Location
- 51 Prasatwithi Rd. Mae Sot, Tak, 63110 Thailand 16°42′48″N 98°34′23″E﻿ / ﻿16.713216°N 98.573070°E

Information
- Other name: SW
- Type: Public
- Motto: Kshanti hita sukhawaha
- Established: 30 November 1915; 110 years ago
- Founder: Pra Samaksapphakarn
- School board: Tak Education Service Area Office 2
- Authority: Office of the Basic Education Commission
- Director: Somsak Letrattanapan
- Teaching staff: 86 (130)
- Grades: 7–12 (mathayom 1–6)
- Gender: Co-educational
- Enrollment: 3,260 (2026 academic year)
- Classes: 90
- Language: English and Thai
- Campus type: ลุ่มน้ำเมย
- Colours: Purple and yellow
- Song: Marsh Sapphawitthayakhom
- Website: www.sappha.moe.go.th

= Sapphawitthayakhom School =

Sapphawitthayakhom School (โรงเรียนสรรพวิทยาคม) is a public school located in Mae Sot, Thailand. It admits secondary students (mathayom 1–6, equivalent to grades 7–12)).
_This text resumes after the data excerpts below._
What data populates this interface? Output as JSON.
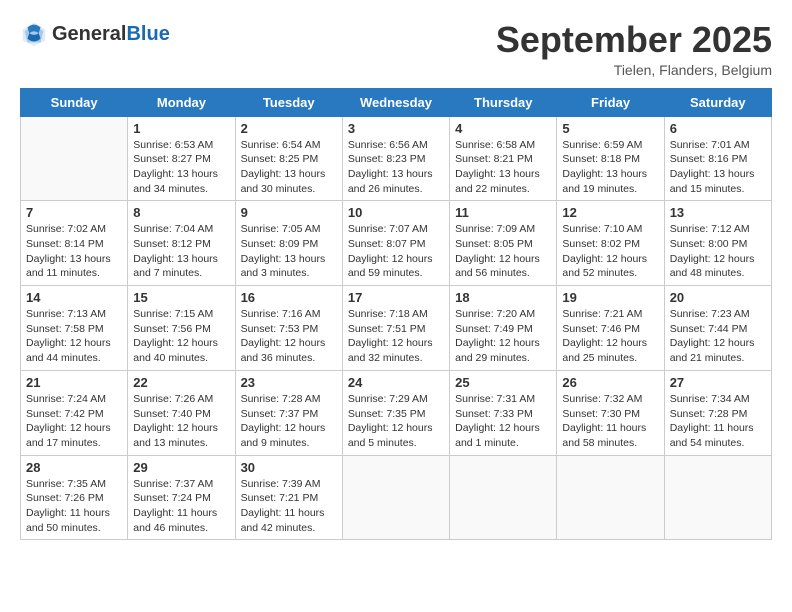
{
  "header": {
    "logo_general": "General",
    "logo_blue": "Blue",
    "month_title": "September 2025",
    "location": "Tielen, Flanders, Belgium"
  },
  "days_of_week": [
    "Sunday",
    "Monday",
    "Tuesday",
    "Wednesday",
    "Thursday",
    "Friday",
    "Saturday"
  ],
  "weeks": [
    [
      {
        "num": "",
        "sunrise": "",
        "sunset": "",
        "daylight": ""
      },
      {
        "num": "1",
        "sunrise": "Sunrise: 6:53 AM",
        "sunset": "Sunset: 8:27 PM",
        "daylight": "Daylight: 13 hours and 34 minutes."
      },
      {
        "num": "2",
        "sunrise": "Sunrise: 6:54 AM",
        "sunset": "Sunset: 8:25 PM",
        "daylight": "Daylight: 13 hours and 30 minutes."
      },
      {
        "num": "3",
        "sunrise": "Sunrise: 6:56 AM",
        "sunset": "Sunset: 8:23 PM",
        "daylight": "Daylight: 13 hours and 26 minutes."
      },
      {
        "num": "4",
        "sunrise": "Sunrise: 6:58 AM",
        "sunset": "Sunset: 8:21 PM",
        "daylight": "Daylight: 13 hours and 22 minutes."
      },
      {
        "num": "5",
        "sunrise": "Sunrise: 6:59 AM",
        "sunset": "Sunset: 8:18 PM",
        "daylight": "Daylight: 13 hours and 19 minutes."
      },
      {
        "num": "6",
        "sunrise": "Sunrise: 7:01 AM",
        "sunset": "Sunset: 8:16 PM",
        "daylight": "Daylight: 13 hours and 15 minutes."
      }
    ],
    [
      {
        "num": "7",
        "sunrise": "Sunrise: 7:02 AM",
        "sunset": "Sunset: 8:14 PM",
        "daylight": "Daylight: 13 hours and 11 minutes."
      },
      {
        "num": "8",
        "sunrise": "Sunrise: 7:04 AM",
        "sunset": "Sunset: 8:12 PM",
        "daylight": "Daylight: 13 hours and 7 minutes."
      },
      {
        "num": "9",
        "sunrise": "Sunrise: 7:05 AM",
        "sunset": "Sunset: 8:09 PM",
        "daylight": "Daylight: 13 hours and 3 minutes."
      },
      {
        "num": "10",
        "sunrise": "Sunrise: 7:07 AM",
        "sunset": "Sunset: 8:07 PM",
        "daylight": "Daylight: 12 hours and 59 minutes."
      },
      {
        "num": "11",
        "sunrise": "Sunrise: 7:09 AM",
        "sunset": "Sunset: 8:05 PM",
        "daylight": "Daylight: 12 hours and 56 minutes."
      },
      {
        "num": "12",
        "sunrise": "Sunrise: 7:10 AM",
        "sunset": "Sunset: 8:02 PM",
        "daylight": "Daylight: 12 hours and 52 minutes."
      },
      {
        "num": "13",
        "sunrise": "Sunrise: 7:12 AM",
        "sunset": "Sunset: 8:00 PM",
        "daylight": "Daylight: 12 hours and 48 minutes."
      }
    ],
    [
      {
        "num": "14",
        "sunrise": "Sunrise: 7:13 AM",
        "sunset": "Sunset: 7:58 PM",
        "daylight": "Daylight: 12 hours and 44 minutes."
      },
      {
        "num": "15",
        "sunrise": "Sunrise: 7:15 AM",
        "sunset": "Sunset: 7:56 PM",
        "daylight": "Daylight: 12 hours and 40 minutes."
      },
      {
        "num": "16",
        "sunrise": "Sunrise: 7:16 AM",
        "sunset": "Sunset: 7:53 PM",
        "daylight": "Daylight: 12 hours and 36 minutes."
      },
      {
        "num": "17",
        "sunrise": "Sunrise: 7:18 AM",
        "sunset": "Sunset: 7:51 PM",
        "daylight": "Daylight: 12 hours and 32 minutes."
      },
      {
        "num": "18",
        "sunrise": "Sunrise: 7:20 AM",
        "sunset": "Sunset: 7:49 PM",
        "daylight": "Daylight: 12 hours and 29 minutes."
      },
      {
        "num": "19",
        "sunrise": "Sunrise: 7:21 AM",
        "sunset": "Sunset: 7:46 PM",
        "daylight": "Daylight: 12 hours and 25 minutes."
      },
      {
        "num": "20",
        "sunrise": "Sunrise: 7:23 AM",
        "sunset": "Sunset: 7:44 PM",
        "daylight": "Daylight: 12 hours and 21 minutes."
      }
    ],
    [
      {
        "num": "21",
        "sunrise": "Sunrise: 7:24 AM",
        "sunset": "Sunset: 7:42 PM",
        "daylight": "Daylight: 12 hours and 17 minutes."
      },
      {
        "num": "22",
        "sunrise": "Sunrise: 7:26 AM",
        "sunset": "Sunset: 7:40 PM",
        "daylight": "Daylight: 12 hours and 13 minutes."
      },
      {
        "num": "23",
        "sunrise": "Sunrise: 7:28 AM",
        "sunset": "Sunset: 7:37 PM",
        "daylight": "Daylight: 12 hours and 9 minutes."
      },
      {
        "num": "24",
        "sunrise": "Sunrise: 7:29 AM",
        "sunset": "Sunset: 7:35 PM",
        "daylight": "Daylight: 12 hours and 5 minutes."
      },
      {
        "num": "25",
        "sunrise": "Sunrise: 7:31 AM",
        "sunset": "Sunset: 7:33 PM",
        "daylight": "Daylight: 12 hours and 1 minute."
      },
      {
        "num": "26",
        "sunrise": "Sunrise: 7:32 AM",
        "sunset": "Sunset: 7:30 PM",
        "daylight": "Daylight: 11 hours and 58 minutes."
      },
      {
        "num": "27",
        "sunrise": "Sunrise: 7:34 AM",
        "sunset": "Sunset: 7:28 PM",
        "daylight": "Daylight: 11 hours and 54 minutes."
      }
    ],
    [
      {
        "num": "28",
        "sunrise": "Sunrise: 7:35 AM",
        "sunset": "Sunset: 7:26 PM",
        "daylight": "Daylight: 11 hours and 50 minutes."
      },
      {
        "num": "29",
        "sunrise": "Sunrise: 7:37 AM",
        "sunset": "Sunset: 7:24 PM",
        "daylight": "Daylight: 11 hours and 46 minutes."
      },
      {
        "num": "30",
        "sunrise": "Sunrise: 7:39 AM",
        "sunset": "Sunset: 7:21 PM",
        "daylight": "Daylight: 11 hours and 42 minutes."
      },
      {
        "num": "",
        "sunrise": "",
        "sunset": "",
        "daylight": ""
      },
      {
        "num": "",
        "sunrise": "",
        "sunset": "",
        "daylight": ""
      },
      {
        "num": "",
        "sunrise": "",
        "sunset": "",
        "daylight": ""
      },
      {
        "num": "",
        "sunrise": "",
        "sunset": "",
        "daylight": ""
      }
    ]
  ]
}
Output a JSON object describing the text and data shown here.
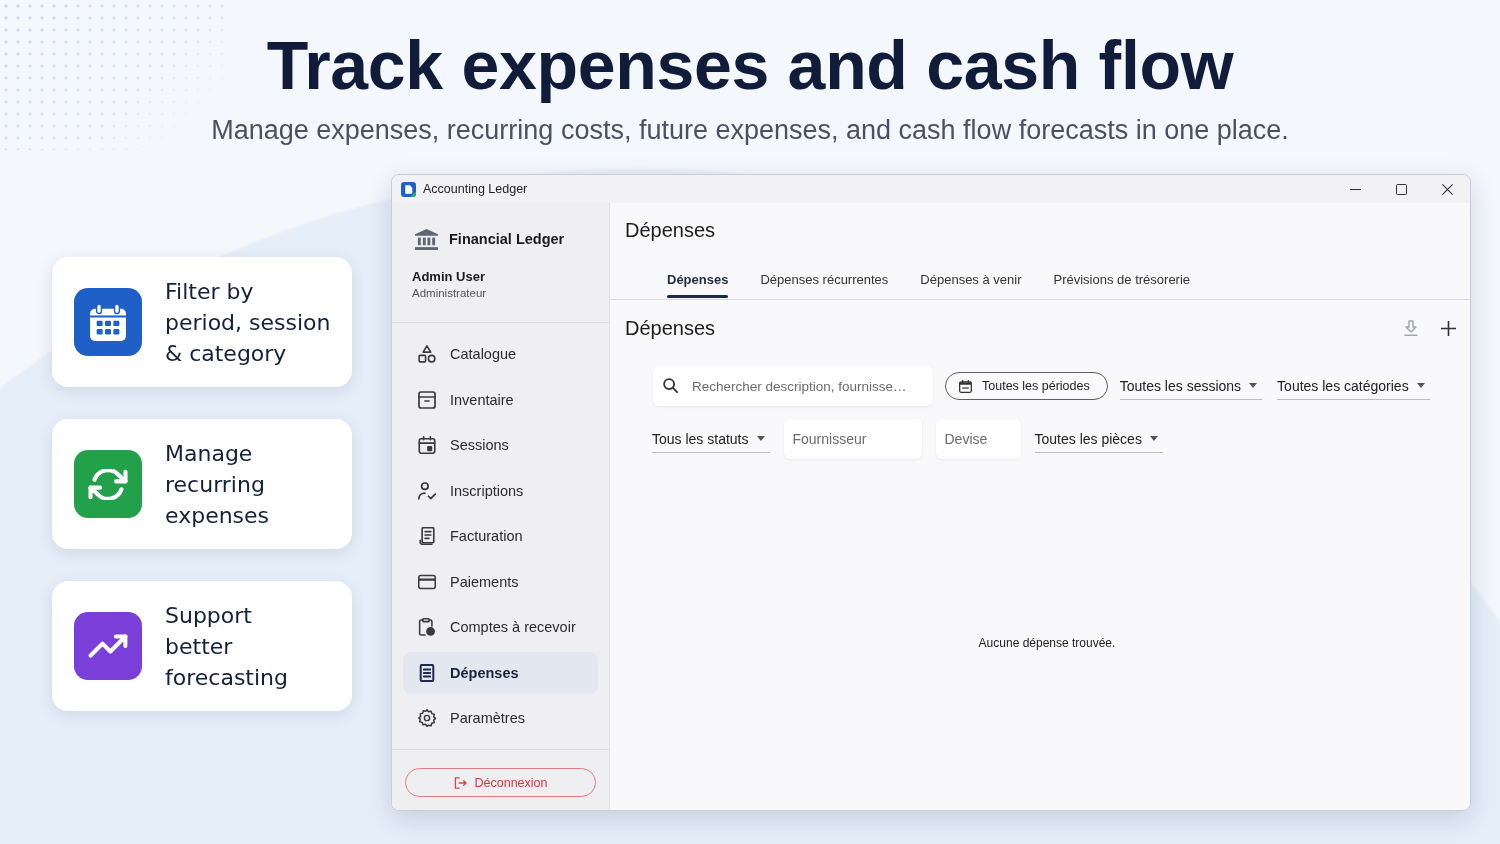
{
  "hero": {
    "title": "Track expenses and cash flow",
    "subtitle": "Manage expenses, recurring costs, future expenses, and cash flow forecasts in one place."
  },
  "features": [
    {
      "text": "Filter by\nperiod, session\n& category",
      "color": "#1f5fc8"
    },
    {
      "text": "Manage\nrecurring\nexpenses",
      "color": "#22a04a"
    },
    {
      "text": "Support\nbetter\nforecasting",
      "color": "#7a3fd8"
    }
  ],
  "window": {
    "title": "Accounting Ledger"
  },
  "sidebar": {
    "brand": "Financial Ledger",
    "user": {
      "name": "Admin User",
      "role": "Administrateur"
    },
    "items": [
      {
        "label": "Catalogue",
        "selected": false
      },
      {
        "label": "Inventaire",
        "selected": false
      },
      {
        "label": "Sessions",
        "selected": false
      },
      {
        "label": "Inscriptions",
        "selected": false
      },
      {
        "label": "Facturation",
        "selected": false
      },
      {
        "label": "Paiements",
        "selected": false
      },
      {
        "label": "Comptes à recevoir",
        "selected": false
      },
      {
        "label": "Dépenses",
        "selected": true
      },
      {
        "label": "Paramètres",
        "selected": false
      }
    ],
    "logout": "Déconnexion"
  },
  "main": {
    "title": "Dépenses",
    "tabs": [
      {
        "label": "Dépenses",
        "selected": true
      },
      {
        "label": "Dépenses récurrentes",
        "selected": false
      },
      {
        "label": "Dépenses à venir",
        "selected": false
      },
      {
        "label": "Prévisions de trésorerie",
        "selected": false
      }
    ],
    "section_title": "Dépenses",
    "filters": {
      "search": {
        "placeholder": "Rechercher description, fournisse…"
      },
      "period": "Toutes les périodes",
      "session": {
        "value": "Toutes les sessions"
      },
      "category": {
        "value": "Toutes les catégories"
      },
      "status": {
        "value": "Tous les statuts"
      },
      "supplier": {
        "placeholder": "Fournisseur"
      },
      "currency": {
        "placeholder": "Devise"
      },
      "attachment": {
        "value": "Toutes les pièces"
      }
    },
    "empty_message": "Aucune dépense trouvée."
  }
}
The school was founded on 30 November 1915. The student population is 2,500, with 120 staff, 97 of whom are teaching staff.

== Programs ==
In upper-secondary there are six majors:
- Intensive Science Math (ISM)
- Science Math and Technology (SMAT)
- Mini English Program (MEP)
- Multi language Program (MP)
- Arts - Chinese
- Arts - Burmese

==International school standards==
Sapphawitthayakhom school has run an international curriculum from grade 7 through grade 9 since 2010. In May 2012, Sapphawitthayakhom the school introduced a Mini English Program from Grade 7 through grade 10. All subjects are taught in English except Thai, Burmese and Chinese. The major English Subjects are: Computer, Physics, Core Maths, Biology, Chemistry, Astronomy, Social Studies, Health & Physical Education, Add Maths, Occupation & Technology.